Paleoclimatologists come to the rescue of China's most beautiful, and most unfairly maligned, woman.

Published January 5, 2007 10:26PM (EST)

If she turned her head and smiled she cast a deep spell,
Beauties of Six Palaces vanished into nothing.
Hair's cloud, pale skin, shimmer of gold moving,
Flowered curtains protected on cool spring evenings.
Those nights were too short. That sun too quick in rising.
The emperor neglected the world from that moment,
Lavished his time on her in endless enjoyment.
She was his springtime mistress, and his midnight tyrant.

-- Song of Everlasting Sorrow

You will have to scour the annals of history mighty hard to find a woman who has been blamed for more mischief than the legendary Tang dynasty concubine Yang Guifei. Helen of Troy may have launched a thousand ships, but Yang Guifei is said to not only have seduced the Xuanzong Emperor into neglecting his imperial duties, but also, through her connections to the rebel general An Lushan, to have contributed to the ultimate fall of the entire dynasty. Since Xuanzong ruled at the apex of the Tang dynasty, and the Tang is considered the peak of classical Chinese culture, that means Yang has been scapegoated for the crime of murdering nothing less than the greatest flowering ever of Chinese culture.

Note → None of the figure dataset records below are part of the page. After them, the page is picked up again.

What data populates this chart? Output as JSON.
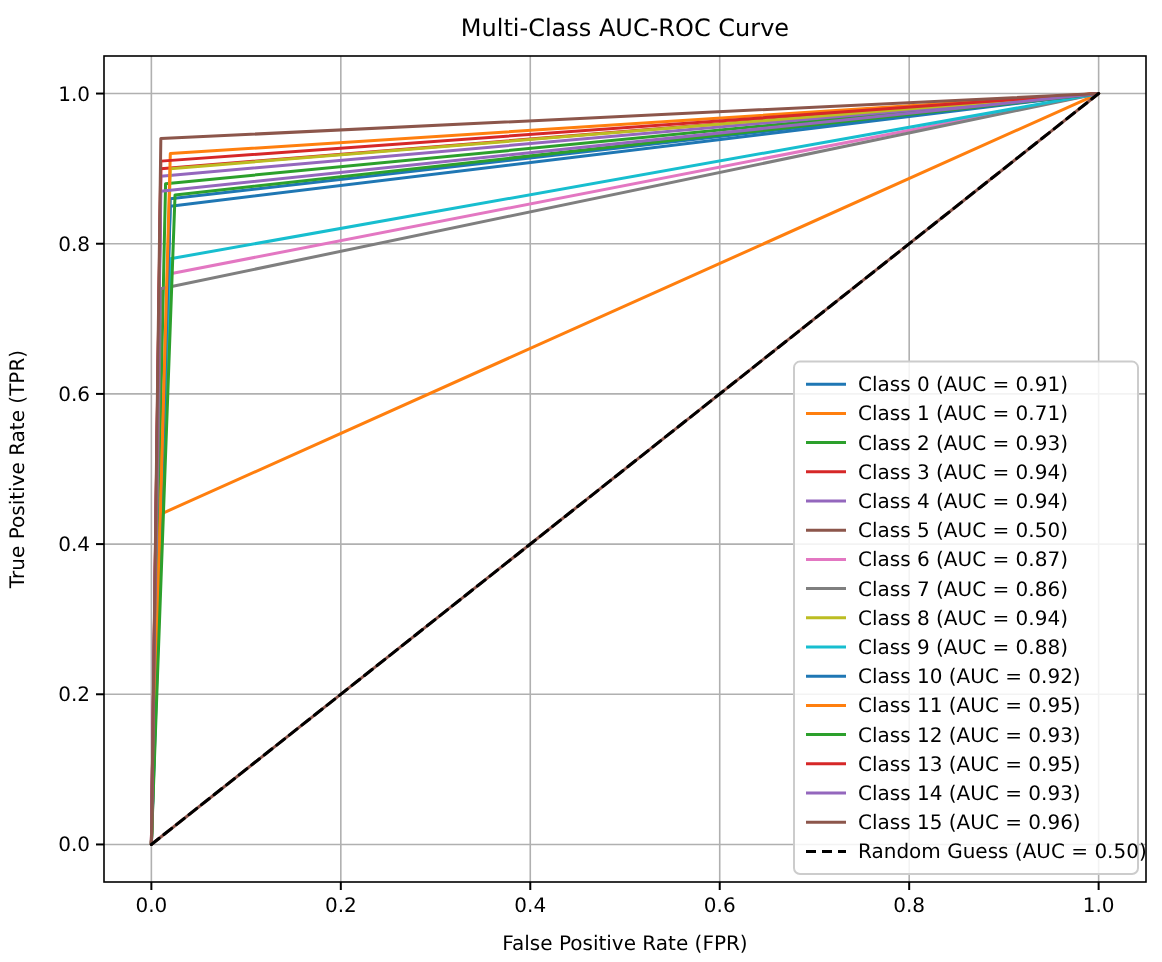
{
  "chart_data": {
    "type": "line",
    "title": "Multi-Class AUC-ROC Curve",
    "xlabel": "False Positive Rate (FPR)",
    "ylabel": "True Positive Rate (TPR)",
    "xlim": [
      -0.05,
      1.05
    ],
    "ylim": [
      -0.05,
      1.05
    ],
    "xticks": [
      {
        "value": 0,
        "label": "0.0"
      },
      {
        "value": 0.2,
        "label": "0.2"
      },
      {
        "value": 0.4,
        "label": "0.4"
      },
      {
        "value": 0.6,
        "label": "0.6"
      },
      {
        "value": 0.8,
        "label": "0.8"
      },
      {
        "value": 1,
        "label": "1.0"
      }
    ],
    "yticks": [
      {
        "value": 0,
        "label": "0.0"
      },
      {
        "value": 0.2,
        "label": "0.2"
      },
      {
        "value": 0.4,
        "label": "0.4"
      },
      {
        "value": 0.6,
        "label": "0.6"
      },
      {
        "value": 0.8,
        "label": "0.8"
      },
      {
        "value": 1,
        "label": "1.0"
      }
    ],
    "grid": true,
    "legend": "bottom right",
    "marker": "none",
    "line_style": "solid",
    "series": [
      {
        "name": "Class 0 (AUC = 0.91)",
        "color": "#1f77b4",
        "x": [
          0,
          0.02,
          1
        ],
        "values": [
          0,
          0.85,
          1
        ]
      },
      {
        "name": "Class 1 (AUC = 0.71)",
        "color": "#ff7f0e",
        "x": [
          0,
          0.01,
          1
        ],
        "values": [
          0,
          0.44,
          1
        ]
      },
      {
        "name": "Class 2 (AUC = 0.93)",
        "color": "#2ca02c",
        "x": [
          0,
          0.015,
          1
        ],
        "values": [
          0,
          0.88,
          1
        ]
      },
      {
        "name": "Class 3 (AUC = 0.94)",
        "color": "#d62728",
        "x": [
          0,
          0.01,
          1
        ],
        "values": [
          0,
          0.9,
          1
        ]
      },
      {
        "name": "Class 4 (AUC = 0.94)",
        "color": "#9467bd",
        "x": [
          0,
          0.01,
          1
        ],
        "values": [
          0,
          0.89,
          1
        ]
      },
      {
        "name": "Class 5 (AUC = 0.50)",
        "color": "#8c564b",
        "x": [
          0,
          1
        ],
        "values": [
          0,
          1
        ]
      },
      {
        "name": "Class 6 (AUC = 0.87)",
        "color": "#e377c2",
        "x": [
          0,
          0.02,
          1
        ],
        "values": [
          0,
          0.76,
          1
        ]
      },
      {
        "name": "Class 7 (AUC = 0.86)",
        "color": "#7f7f7f",
        "x": [
          0,
          0.01,
          1
        ],
        "values": [
          0,
          0.74,
          1
        ]
      },
      {
        "name": "Class 8 (AUC = 0.94)",
        "color": "#bcbd22",
        "x": [
          0,
          0.02,
          1
        ],
        "values": [
          0,
          0.9,
          1
        ]
      },
      {
        "name": "Class 9 (AUC = 0.88)",
        "color": "#17becf",
        "x": [
          0,
          0.02,
          1
        ],
        "values": [
          0,
          0.78,
          1
        ]
      },
      {
        "name": "Class 10 (AUC = 0.92)",
        "color": "#1f77b4",
        "x": [
          0,
          0.02,
          1
        ],
        "values": [
          0,
          0.86,
          1
        ]
      },
      {
        "name": "Class 11 (AUC = 0.95)",
        "color": "#ff7f0e",
        "x": [
          0,
          0.02,
          1
        ],
        "values": [
          0,
          0.92,
          1
        ]
      },
      {
        "name": "Class 12 (AUC = 0.93)",
        "color": "#2ca02c",
        "x": [
          0,
          0.025,
          1
        ],
        "values": [
          0,
          0.865,
          1
        ]
      },
      {
        "name": "Class 13 (AUC = 0.95)",
        "color": "#d62728",
        "x": [
          0,
          0.01,
          1
        ],
        "values": [
          0,
          0.91,
          1
        ]
      },
      {
        "name": "Class 14 (AUC = 0.93)",
        "color": "#9467bd",
        "x": [
          0,
          0.01,
          1
        ],
        "values": [
          0,
          0.87,
          1
        ]
      },
      {
        "name": "Class 15 (AUC = 0.96)",
        "color": "#8c564b",
        "x": [
          0,
          0.01,
          1
        ],
        "values": [
          0,
          0.94,
          1
        ]
      },
      {
        "name": "Random Guess (AUC = 0.50)",
        "color": "#000000",
        "x": [
          0,
          1
        ],
        "values": [
          0,
          1
        ],
        "line_style": "dashed"
      }
    ]
  }
}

The Jade Beauty bears a heavy burden. But what if it wasn't her fault? What if the real culprit was (drum roll please) climate change.

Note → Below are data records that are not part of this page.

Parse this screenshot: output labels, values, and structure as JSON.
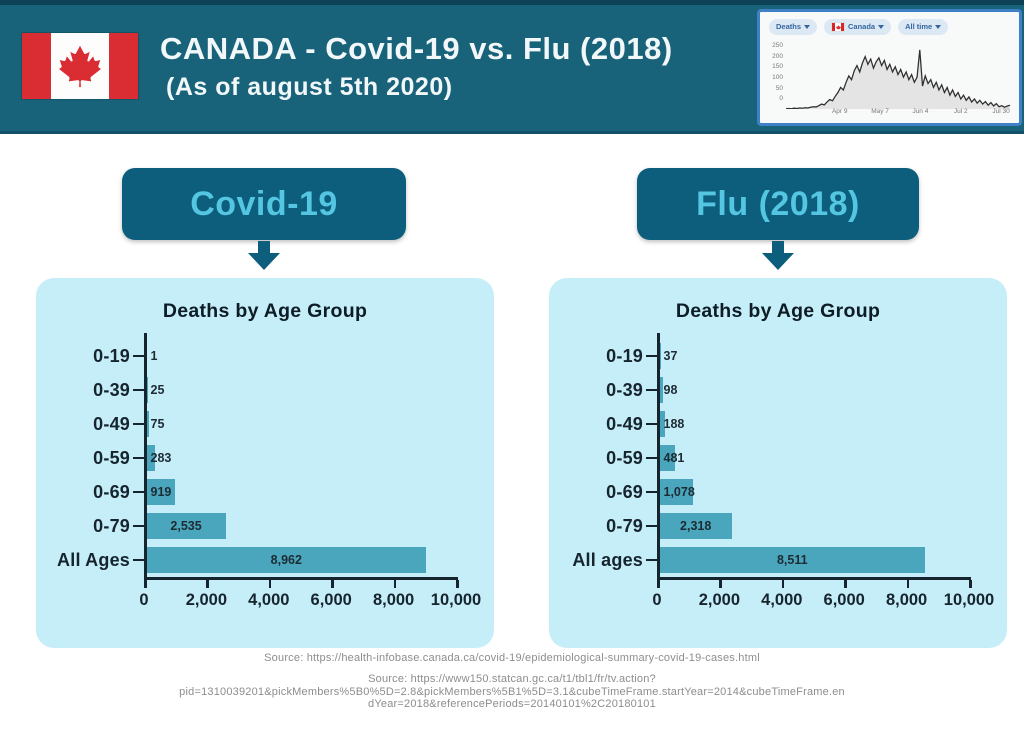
{
  "header": {
    "title": "CANADA - Covid-19 vs. Flu (2018)",
    "subtitle": "(As of august 5th 2020)"
  },
  "thumbnail": {
    "dropdowns": [
      "Deaths",
      "Canada",
      "All time"
    ]
  },
  "panels": [
    {
      "button_label": "Covid-19"
    },
    {
      "button_label": "Flu (2018)"
    }
  ],
  "chart_data": [
    {
      "type": "bar",
      "orientation": "horizontal",
      "title": "Deaths by Age Group",
      "group": "Covid-19",
      "categories": [
        "0-19",
        "0-39",
        "0-49",
        "0-59",
        "0-69",
        "0-79",
        "All Ages"
      ],
      "values": [
        1,
        25,
        75,
        283,
        919,
        2535,
        8962
      ],
      "value_labels": [
        "1",
        "25",
        "75",
        "283",
        "919",
        "2,535",
        "8,962"
      ],
      "xlim": [
        0,
        10000
      ],
      "x_ticks": [
        "0",
        "2,000",
        "4,000",
        "6,000",
        "8,000",
        "10,000"
      ],
      "grid": false
    },
    {
      "type": "bar",
      "orientation": "horizontal",
      "title": "Deaths by Age Group",
      "group": "Flu (2018)",
      "categories": [
        "0-19",
        "0-39",
        "0-49",
        "0-59",
        "0-69",
        "0-79",
        "All ages"
      ],
      "values": [
        37,
        98,
        188,
        481,
        1078,
        2318,
        8511
      ],
      "value_labels": [
        "37",
        "98",
        "188",
        "481",
        "1,078",
        "2,318",
        "8,511"
      ],
      "xlim": [
        0,
        10000
      ],
      "x_ticks": [
        "0",
        "2,000",
        "4,000",
        "6,000",
        "8,000",
        "10,000"
      ],
      "grid": false
    },
    {
      "type": "line",
      "group": "Deaths over time (thumbnail, values estimated)",
      "ylim": [
        0,
        250
      ],
      "y_ticks": [
        "250",
        "200",
        "150",
        "100",
        "50",
        "0"
      ],
      "x_ticks": [
        "Apr 9",
        "May 7",
        "Jun 4",
        "Jul 2",
        "Jul 30"
      ],
      "values": [
        2,
        3,
        2,
        4,
        3,
        5,
        4,
        6,
        5,
        8,
        10,
        9,
        14,
        20,
        17,
        28,
        38,
        33,
        50,
        65,
        85,
        75,
        105,
        130,
        115,
        150,
        170,
        145,
        180,
        205,
        175,
        195,
        160,
        185,
        200,
        170,
        190,
        155,
        175,
        145,
        165,
        135,
        155,
        125,
        145,
        115,
        135,
        105,
        125,
        231,
        90,
        130,
        100,
        115,
        85,
        105,
        75,
        95,
        65,
        85,
        55,
        75,
        50,
        65,
        40,
        55,
        35,
        48,
        28,
        40,
        24,
        35,
        20,
        30,
        16,
        26,
        13,
        22,
        10,
        14,
        8,
        12,
        16
      ]
    }
  ],
  "sources": {
    "line1": "Source: https://health-infobase.canada.ca/covid-19/epidemiological-summary-covid-19-cases.html",
    "line2_lines": [
      "Source: https://www150.statcan.gc.ca/t1/tbl1/fr/tv.action?",
      "pid=1310039201&pickMembers%5B0%5D=2.8&pickMembers%5B1%5D=3.1&cubeTimeFrame.startYear=2014&cubeTimeFrame.en",
      "dYear=2018&referencePeriods=20140101%2C20180101"
    ]
  },
  "colors": {
    "header_bg": "#18637a",
    "tag_bg": "#0d5e7d",
    "tag_text": "#54c6e2",
    "panel_bg": "#c6eef8",
    "bar_fill": "#4aa6bd",
    "axis_text": "#16242e",
    "source_text": "#8d8d8d",
    "flag_red": "#da2c33",
    "thumb_border": "#3f80c6"
  }
}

The ever fascinating Jottings From the Granite Studio alerts us today to a report published in this week's Nature magazine that details the fascinating research of a team of paleoclimatologists who analyzed 16,000 years of sediment samples from the bottom of a Chinese lake to determine the yearly strength of China's winter and summer monsoons.

(I gotta say, I have a real soft spot for geeks who devote their days to using "micro X-ray fluorescence element scanning" technology to measure sediment samples as part of an ongoing reconstruction of the history of world climate. Some people get their weather kicks by watching the Weather Channel -- these guys take it to the next level.)

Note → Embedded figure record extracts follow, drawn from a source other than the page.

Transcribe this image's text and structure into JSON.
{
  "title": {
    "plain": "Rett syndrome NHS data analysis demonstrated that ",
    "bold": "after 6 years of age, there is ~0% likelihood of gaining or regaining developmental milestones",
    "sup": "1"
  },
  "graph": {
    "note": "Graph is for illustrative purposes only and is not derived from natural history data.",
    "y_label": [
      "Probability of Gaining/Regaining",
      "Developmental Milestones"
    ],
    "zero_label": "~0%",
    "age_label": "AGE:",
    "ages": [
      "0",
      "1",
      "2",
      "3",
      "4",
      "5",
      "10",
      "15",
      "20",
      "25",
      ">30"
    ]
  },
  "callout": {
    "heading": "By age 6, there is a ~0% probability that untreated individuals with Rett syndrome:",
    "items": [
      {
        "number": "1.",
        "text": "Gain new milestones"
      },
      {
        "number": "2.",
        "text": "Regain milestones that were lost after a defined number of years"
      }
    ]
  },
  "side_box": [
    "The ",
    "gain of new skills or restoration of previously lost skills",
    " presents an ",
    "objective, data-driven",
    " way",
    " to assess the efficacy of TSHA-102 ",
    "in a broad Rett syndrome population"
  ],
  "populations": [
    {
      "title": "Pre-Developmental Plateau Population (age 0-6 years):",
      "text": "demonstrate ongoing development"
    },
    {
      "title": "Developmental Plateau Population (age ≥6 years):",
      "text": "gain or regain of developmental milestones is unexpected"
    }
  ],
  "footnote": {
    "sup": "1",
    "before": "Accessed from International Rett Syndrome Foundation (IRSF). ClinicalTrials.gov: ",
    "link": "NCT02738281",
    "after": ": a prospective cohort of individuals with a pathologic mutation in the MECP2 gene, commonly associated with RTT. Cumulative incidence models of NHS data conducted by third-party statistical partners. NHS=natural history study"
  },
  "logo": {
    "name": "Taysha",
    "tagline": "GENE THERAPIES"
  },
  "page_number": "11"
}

Anyway, the gist of the report is that the summer monsoon started to fail in the mid-8th century, leading to a drier climate and regular droughts. The mid-8th century is, of course, precisely when Xuanzong and Yang Guifei were lavishing each other with endless enjoyment. And as the authors note, "Dynastic changes in China often involved popular uprisings during phases of crop failure and famine, consistent with a linkage to reduced rainfall."

But the plot thickens. On the other side of the globe, at exactly the same time classical Mayan civilization was also collapsing. And the same climatological factors (technically referred to as "migrations in the intertropical convergence zone") were at work there, too!

Coincidence? I think not! The authors of the report try to claim some plausible deniability by noting that "it would be simplistic to imagine that all episodes of societal change are driven by climatic events, especially in an advanced and complex society such as dynastic China." But here at How the World Works, where we are psychologically predisposed toward hypotheses that suggest that civilization itself was an accidental (and not necessarily beneficial to humanity) response to climate change, we think it's a slam-dunk case that finally lets the spirit of Yang Guifei rest in peace. May the soldiers who throttled her (or forced her to hang herself) be themselves consigned to eternal disquiet. Yang didn't topple the Tang. It was just a case of bad weather.

The only question now is what unlucky woman will be the fall girl our descendants pick to blame the climate-change-induced collapse of contemporary civilization on. I'm betting on either Hillary Clinton or Madonna.